En Y, replay : Héritage afro-caribéen dans la nouvelle pop : pourquoi se cacher ?

En Y, replay : Héritage afro-caribéen dans la nouvelle pop : pourquoi se cacher ?

Yard - En Y, replay : Héritage afro-caribéen dans la nouvelle pop : pourquoi se cacher ?

En Y est un talk participatif organisé par YARD dans ses bureaux et diffusé en radio sur Rinse France. Ouvert à tous ceux qui ont des choses à dire, et aux autres, il permet à chacun de nourrir sa réflexion ou d’exprimer son avis sur un sujet majeur de notre culture. Le 29 octobre, on se réunissait de nouveau dans nos bureaux pour évoquer l’héritage afro-caribéen de la nouvelle musique populaire.

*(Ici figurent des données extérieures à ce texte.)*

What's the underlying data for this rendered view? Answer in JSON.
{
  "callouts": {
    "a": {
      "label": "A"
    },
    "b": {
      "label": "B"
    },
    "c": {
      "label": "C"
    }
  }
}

Pour ceux qui n’auraient pas suivi : en 2021, YARD a adopté un nouveau modus operandi quant à son approche média. Plutôt qu’une multitude de sujets divers et variés, un focus sur thématique majeure, déclinée en plusieurs contenus pour apporter la réponse la plus complète possible. Et cette fois, on s’intéressait à l’héritage afro-caribéenne dans la nouvelle musique populaire. D’abord à travers un article retraçant l’influence inavouée du zouk sur la musique dite « urbaine », puis via une interview de Mokobé, un des premiers artistes rap à avoir embrassé pleinement les sonorités du Continent. C’est ensuite Kaysha qui nous a fait part de son expérience et son regard sur l’évolution et les limites de l’écosystème zouk. Il nous fallait aussi aborder l’absence inexplicable de Spotify dans les Caraïbes, à l’heure où le streaming constitue un revenu majeur pour les artistes. Dans un autre contenu, ce sont les pionniers Kim, Kamnouze et Admiral T qui ont décortiqué pour nous les nouveaux hits d’inspiration zouk et kompa. Et évidemment, impossible pour nous de ne pas conclure un tel sujet en musique, à travers un set de Hony Zuka Zoukeur, bientôt décliné en playlist.

Et pour échanger avec nous sur ce grand sujet, on invitait ce vendredi 29 octobre Claudy Siar, fondateur de Tropiques FM, l’artiste congolais Hiro et la journaliste Dolorès Bakela, qui avait traité cette question en mai dernier sur Libération. Sans oublier vos interventions toujours très pertinentes.